Failure to Follow Infection Control Protocols for EBP and Equipment Cleaning
Penalty
Summary
The facility failed to adhere to CDC guidelines and its own policies regarding infection prevention and control, specifically in the application of Enhanced Barrier Precautions (EBP) and the handling of medical equipment. In one instance, a resident with a history of cerebral infarction, hemiplegia, diabetes, and pleural effusion received nebulizer therapy from an LPN who, after administering the treatment, placed the used nebulizer mask back into a plastic bag without cleaning or disinfecting it as required by facility policy. The LPN did not follow the procedure of rinsing, drying, and storing the equipment properly after use, and did not clean the equipment even after being observed for an extended period post-treatment. Another deficiency involved a resident with partial arterial traumatic amputation, diabetes, peripheral vascular disease, immunodeficiency, and a local skin infection, who was under EBP. During a blood glucose monitoring procedure, an LPN failed to perform hand hygiene before entering the resident's room, placed uncleaned supplies on the resident's meal table without disinfecting it, and did not allow the alcohol to dry before pricking the resident's finger.

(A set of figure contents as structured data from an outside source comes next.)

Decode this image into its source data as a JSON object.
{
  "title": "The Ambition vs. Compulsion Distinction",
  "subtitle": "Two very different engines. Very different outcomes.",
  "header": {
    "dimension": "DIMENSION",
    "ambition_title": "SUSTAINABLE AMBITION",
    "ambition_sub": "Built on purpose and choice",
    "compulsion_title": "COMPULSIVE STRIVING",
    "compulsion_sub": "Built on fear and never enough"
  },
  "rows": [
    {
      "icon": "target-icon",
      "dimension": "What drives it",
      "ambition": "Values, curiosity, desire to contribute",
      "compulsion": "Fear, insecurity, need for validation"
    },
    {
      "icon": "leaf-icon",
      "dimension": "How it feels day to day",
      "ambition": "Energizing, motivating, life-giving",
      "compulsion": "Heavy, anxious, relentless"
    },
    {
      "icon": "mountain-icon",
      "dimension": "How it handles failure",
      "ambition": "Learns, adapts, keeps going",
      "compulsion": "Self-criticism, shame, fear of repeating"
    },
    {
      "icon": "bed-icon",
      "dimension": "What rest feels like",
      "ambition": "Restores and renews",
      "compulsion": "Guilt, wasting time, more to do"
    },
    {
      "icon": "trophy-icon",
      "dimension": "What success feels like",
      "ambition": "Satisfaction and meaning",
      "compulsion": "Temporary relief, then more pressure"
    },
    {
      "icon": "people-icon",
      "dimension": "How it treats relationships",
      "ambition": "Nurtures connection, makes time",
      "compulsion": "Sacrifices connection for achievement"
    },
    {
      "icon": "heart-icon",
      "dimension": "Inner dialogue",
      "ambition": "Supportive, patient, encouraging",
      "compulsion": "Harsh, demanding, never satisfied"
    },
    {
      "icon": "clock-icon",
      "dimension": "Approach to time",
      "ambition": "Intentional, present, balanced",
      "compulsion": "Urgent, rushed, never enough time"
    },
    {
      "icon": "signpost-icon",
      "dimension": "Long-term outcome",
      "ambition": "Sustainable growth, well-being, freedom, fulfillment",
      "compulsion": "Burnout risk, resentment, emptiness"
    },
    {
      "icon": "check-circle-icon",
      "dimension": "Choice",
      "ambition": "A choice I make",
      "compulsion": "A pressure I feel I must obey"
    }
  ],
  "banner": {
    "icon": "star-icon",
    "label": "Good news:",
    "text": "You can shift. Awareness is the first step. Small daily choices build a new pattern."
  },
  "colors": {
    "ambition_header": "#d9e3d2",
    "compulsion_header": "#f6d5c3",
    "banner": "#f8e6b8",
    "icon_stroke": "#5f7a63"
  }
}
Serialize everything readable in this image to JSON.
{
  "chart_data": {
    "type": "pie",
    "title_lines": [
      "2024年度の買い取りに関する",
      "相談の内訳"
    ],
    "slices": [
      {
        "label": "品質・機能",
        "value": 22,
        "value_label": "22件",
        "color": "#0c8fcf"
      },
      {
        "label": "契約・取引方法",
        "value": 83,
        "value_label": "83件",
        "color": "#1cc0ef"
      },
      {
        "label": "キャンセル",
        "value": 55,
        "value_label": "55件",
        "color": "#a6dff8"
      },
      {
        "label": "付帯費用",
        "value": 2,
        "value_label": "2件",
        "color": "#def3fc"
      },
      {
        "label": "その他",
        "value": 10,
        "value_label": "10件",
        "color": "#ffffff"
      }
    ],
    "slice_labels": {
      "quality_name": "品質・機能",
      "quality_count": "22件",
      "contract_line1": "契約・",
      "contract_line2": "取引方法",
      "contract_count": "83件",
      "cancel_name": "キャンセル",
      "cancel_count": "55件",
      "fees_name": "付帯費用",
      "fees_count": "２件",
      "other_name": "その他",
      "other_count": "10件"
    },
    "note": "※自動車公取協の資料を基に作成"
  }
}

The LPN also brought a whole container of glucose strips into the room, used it during the procedure, and then returned it to the medication cart without disinfecting it, contrary to both CDC guidelines and facility policy. The LPN also failed to disinfect the resident's table after the procedure and did not discard supplies that should not be reused. Additionally, the Assistant Director of Nursing (ADON) entered the EBP resident's room without performing hand hygiene, despite clear signage indicating EBP protocols. The ADON admitted to not following hand hygiene protocols, even though he was aware of the EBP status. The Infection Preventionist confirmed that reusable supplies should not be brought into EBP rooms and that any such items must be discarded if they enter the room. The Director of Nursing (DON) was informed of the improper handling of the glucose strip container but did not take immediate corrective action. These actions and inactions demonstrate a failure to implement and follow infection prevention and control protocols as required.